En ceci, nul écrivain ancien ou moderne n’approche de lui ; pour simplifier et vulgariser, il n’a pas son égal au monde. Sans sortir du ton de la conversation ordinaire et comme en se jouant, il met en petites phrases portatives les plus grandes découvertes ce les plus grandes hypothèses de l’esprit humain, les théories de Descartes, Malebranche, Leibnitz, Locke et Newton, les diverses religions de l’antiquité et des temps modernes, tous les systèmes connus de physique, de physiologie, de géologie, de morale, de droit naturel, d’économie politique ; bref, en tout ordre de connaissances, toutes les conceptions d’ensemble que l’espèce humaine au xviiie siècle avait atteintes.

Sa pente est si forte de ce côté qu’elle l’entraîne trop loin ; il rapetisse les grandes choses à force de les rendre accessibles. On ne peut mettre ainsi en menue monnaie courante la religion la légende, l’antique poésie populaire, les créations spontanées de l’instinct, les demi- visions des âges primitifs ; elles ne sont pas des sujets de conversation amusante et vive, un mot piquant ne peut pas en être l’expression ; il n’en est que la parodie. Mais quel attrait pour des Français, pour des gens du monde, et quel lecteur s’abstiendra d’un livre où tout le savoir humain est rassemblé en mots piquants ? Car c’est bien tout le savoir humain, et je ne vois pas quelle idée importante manquerait à un homme qui aurait pour bréviaire les Dialogues, le Dictionnaire et les Romans. Relisez-les cinq ou six fois, et alors seulement vous vous rendrez compte de tout ce qu’ils contiennent.

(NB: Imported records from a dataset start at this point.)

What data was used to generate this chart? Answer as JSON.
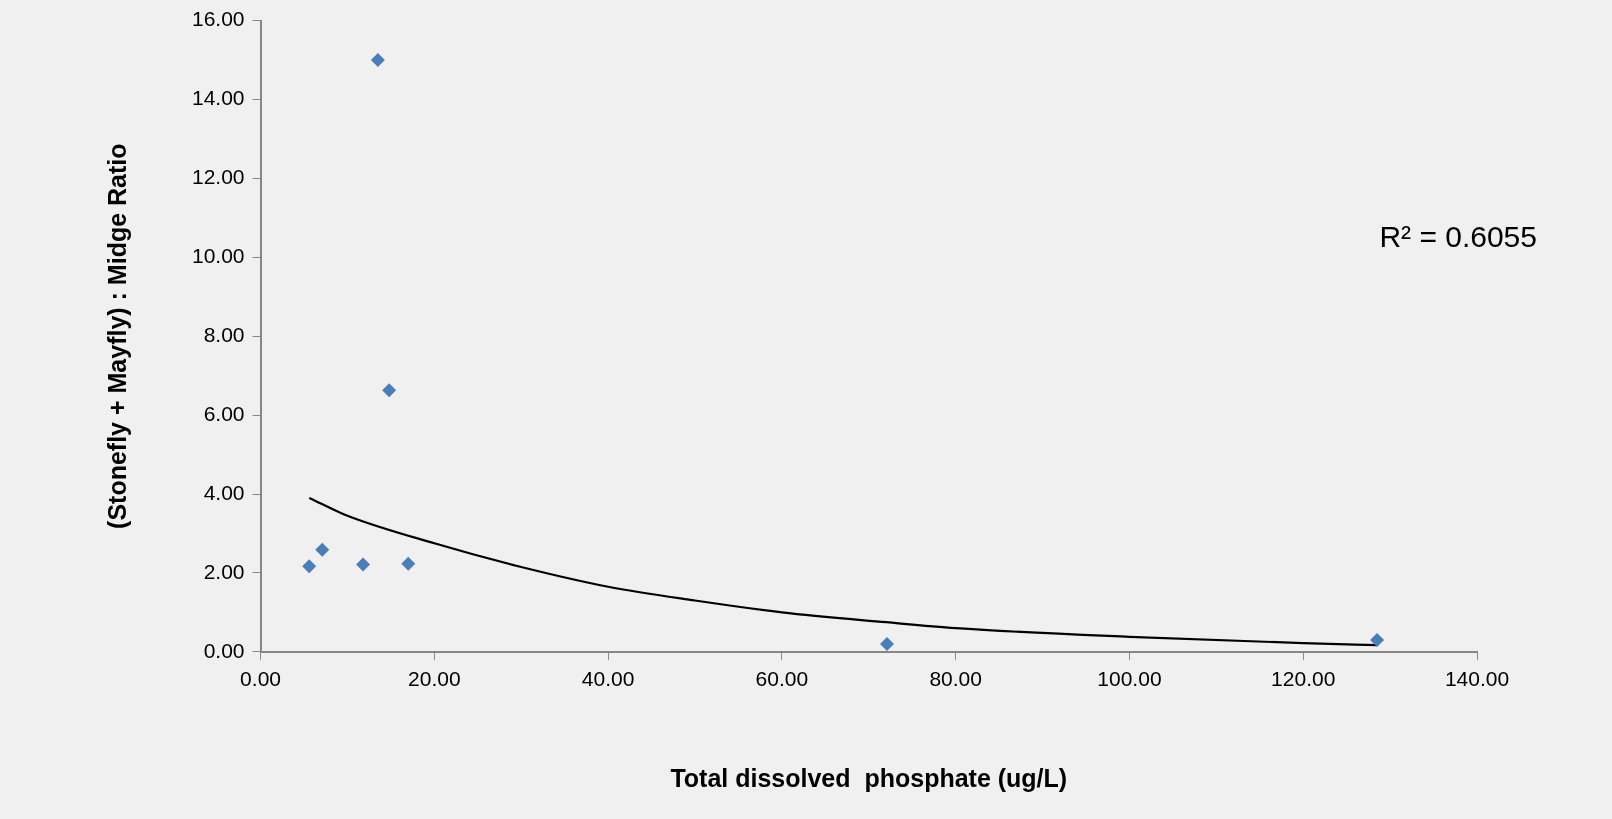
{
  "chart_data": {
    "type": "scatter",
    "xlabel": "Total dissolved  phosphate (ug/L)",
    "ylabel": "(Stonefly + Mayfly) : Midge Ratio",
    "annotations": [
      "R² = 0.6055"
    ],
    "marker": "diamond",
    "grid": false,
    "legend": false,
    "xlim": [
      0,
      140
    ],
    "ylim": [
      0,
      16
    ],
    "xticks": [
      {
        "value": 0,
        "label": "0.00"
      },
      {
        "value": 20,
        "label": "20.00"
      },
      {
        "value": 40,
        "label": "40.00"
      },
      {
        "value": 60,
        "label": "60.00"
      },
      {
        "value": 80,
        "label": "80.00"
      },
      {
        "value": 100,
        "label": "100.00"
      },
      {
        "value": 120,
        "label": "120.00"
      },
      {
        "value": 140,
        "label": "140.00"
      }
    ],
    "yticks": [
      {
        "value": 0,
        "label": "0.00"
      },
      {
        "value": 2,
        "label": "2.00"
      },
      {
        "value": 4,
        "label": "4.00"
      },
      {
        "value": 6,
        "label": "6.00"
      },
      {
        "value": 8,
        "label": "8.00"
      },
      {
        "value": 10,
        "label": "10.00"
      },
      {
        "value": 12,
        "label": "12.00"
      },
      {
        "value": 14,
        "label": "14.00"
      },
      {
        "value": 16,
        "label": "16.00"
      }
    ],
    "series": [
      {
        "color": "#4a7ebb",
        "x": [
          5.6,
          7.1,
          11.8,
          13.5,
          14.8,
          17.0,
          72.1,
          128.5
        ],
        "values": [
          2.17,
          2.59,
          2.21,
          15.0,
          6.63,
          2.23,
          0.2,
          0.3
        ]
      },
      {
        "type": "line",
        "color": "#000000",
        "marker": "none",
        "x": [
          5.6,
          10,
          20,
          30,
          40,
          50,
          60,
          72,
          80,
          100,
          120,
          128.5
        ],
        "values": [
          3.9,
          3.45,
          2.75,
          2.15,
          1.65,
          1.3,
          1.0,
          0.75,
          0.6,
          0.38,
          0.22,
          0.17
        ]
      }
    ]
  }
}
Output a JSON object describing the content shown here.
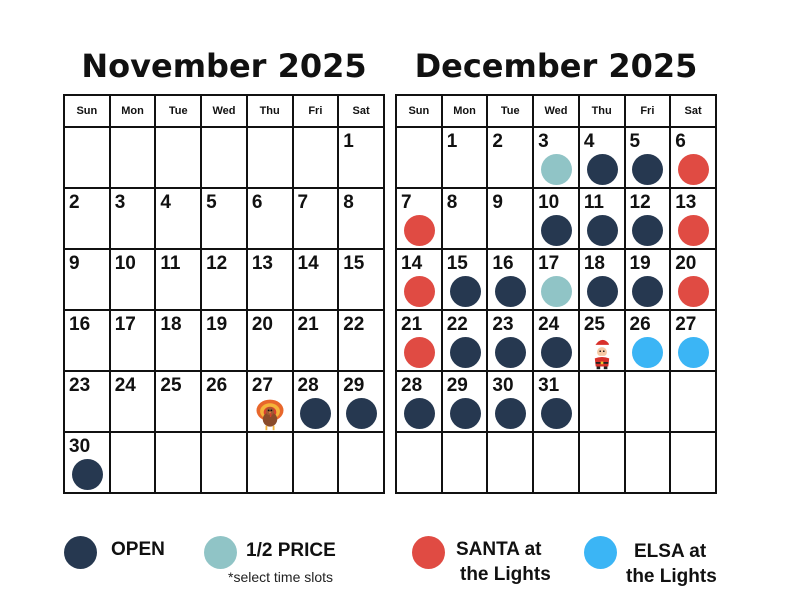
{
  "colors": {
    "open": "#263850",
    "half_price": "#90c4c6",
    "santa": "#e04b43",
    "elsa": "#3bb5f5"
  },
  "weekdays": [
    "Sun",
    "Mon",
    "Tue",
    "Wed",
    "Thu",
    "Fri",
    "Sat"
  ],
  "calendars": [
    {
      "title": "November 2025",
      "weeks": [
        [
          {
            "day": ""
          },
          {
            "day": ""
          },
          {
            "day": ""
          },
          {
            "day": ""
          },
          {
            "day": ""
          },
          {
            "day": ""
          },
          {
            "day": "1"
          }
        ],
        [
          {
            "day": "2"
          },
          {
            "day": "3"
          },
          {
            "day": "4"
          },
          {
            "day": "5"
          },
          {
            "day": "6"
          },
          {
            "day": "7"
          },
          {
            "day": "8"
          }
        ],
        [
          {
            "day": "9"
          },
          {
            "day": "10"
          },
          {
            "day": "11"
          },
          {
            "day": "12"
          },
          {
            "day": "13"
          },
          {
            "day": "14"
          },
          {
            "day": "15"
          }
        ],
        [
          {
            "day": "16"
          },
          {
            "day": "17"
          },
          {
            "day": "18"
          },
          {
            "day": "19"
          },
          {
            "day": "20"
          },
          {
            "day": "21"
          },
          {
            "day": "22"
          }
        ],
        [
          {
            "day": "23"
          },
          {
            "day": "24"
          },
          {
            "day": "25"
          },
          {
            "day": "26"
          },
          {
            "day": "27",
            "icon": "turkey-icon"
          },
          {
            "day": "28",
            "status": "open"
          },
          {
            "day": "29",
            "status": "open"
          }
        ],
        [
          {
            "day": "30",
            "status": "open"
          },
          {
            "day": ""
          },
          {
            "day": ""
          },
          {
            "day": ""
          },
          {
            "day": ""
          },
          {
            "day": ""
          },
          {
            "day": ""
          }
        ]
      ]
    },
    {
      "title": "December 2025",
      "weeks": [
        [
          {
            "day": ""
          },
          {
            "day": "1"
          },
          {
            "day": "2"
          },
          {
            "day": "3",
            "status": "half_price"
          },
          {
            "day": "4",
            "status": "open"
          },
          {
            "day": "5",
            "status": "open"
          },
          {
            "day": "6",
            "status": "santa"
          }
        ],
        [
          {
            "day": "7",
            "status": "santa"
          },
          {
            "day": "8"
          },
          {
            "day": "9"
          },
          {
            "day": "10",
            "status": "open"
          },
          {
            "day": "11",
            "status": "open"
          },
          {
            "day": "12",
            "status": "open"
          },
          {
            "day": "13",
            "status": "santa"
          }
        ],
        [
          {
            "day": "14",
            "status": "santa"
          },
          {
            "day": "15",
            "status": "open"
          },
          {
            "day": "16",
            "status": "open"
          },
          {
            "day": "17",
            "status": "half_price"
          },
          {
            "day": "18",
            "status": "open"
          },
          {
            "day": "19",
            "status": "open"
          },
          {
            "day": "20",
            "status": "santa"
          }
        ],
        [
          {
            "day": "21",
            "status": "santa"
          },
          {
            "day": "22",
            "status": "open"
          },
          {
            "day": "23",
            "status": "open"
          },
          {
            "day": "24",
            "status": "open"
          },
          {
            "day": "25",
            "icon": "santa-claus-icon"
          },
          {
            "day": "26",
            "status": "elsa"
          },
          {
            "day": "27",
            "status": "elsa"
          }
        ],
        [
          {
            "day": "28",
            "status": "open"
          },
          {
            "day": "29",
            "status": "open"
          },
          {
            "day": "30",
            "status": "open"
          },
          {
            "day": "31",
            "status": "open"
          },
          {
            "day": ""
          },
          {
            "day": ""
          },
          {
            "day": ""
          }
        ],
        [
          {
            "day": ""
          },
          {
            "day": ""
          },
          {
            "day": ""
          },
          {
            "day": ""
          },
          {
            "day": ""
          },
          {
            "day": ""
          },
          {
            "day": ""
          }
        ]
      ]
    }
  ],
  "legend": {
    "open": {
      "label": "OPEN"
    },
    "half_price": {
      "label": "1/2 PRICE",
      "note": "*select time slots"
    },
    "santa": {
      "line1": "SANTA at",
      "line2": "the Lights"
    },
    "elsa": {
      "line1": "ELSA at",
      "line2": "the Lights"
    }
  }
}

Non-seulement les vues sur le monde et sur l’homme, les idées générales de toute espèce y abondent, mais encore les renseignements positifs et même techniques y fourmillent ; petits faits semés par milliers, détails multipliés et précis sur l’astronomie, la physique, la géographie, la physiologie, la statistique, l’histoire de tous les peuples, expériences innombrables et personnelles d’un homme qui, par lui-même, a lu des textes, manié les instruments, visité les pays, touché les industries, pratiqué les hommes, et qui, par la netteté de sa merveilleuse mémoire, par la vivacité de son imagination toujours flambante, revoit ou voit, comme avec les yeux de la tête, tout ce qu’il dit, à mesure qu’il le dit.

Talent unique, le plus rare en un siècle classique, le plus précieux de tous, puisqu’il consiste à se représenter les êtres, non pas à travers le voile grisâtre des phrases générales, mais en eux-mêmes, tels qu’ils sont dans la nature et dans l’histoire, avec leur couleur et leur forme sensibles, avec leur saillie et leur relief individuels, avec leurs accessoires et leurs alentours dans le temps et dans l’espace, un paysan à sa charrue, un quaker dans sa congrégation, un baron allemand dans son château, des Hollandais, des Anglais, des Espagnols, des Italiens, des Français chez eux, une grande dame, une intrigante, des provinciaux, des soldats, des filles, et le reste du pêle-mêle humain, à tous les degrés de l’escalier social, chacun en raccourci et dans la lumière fuyante d’un éclair.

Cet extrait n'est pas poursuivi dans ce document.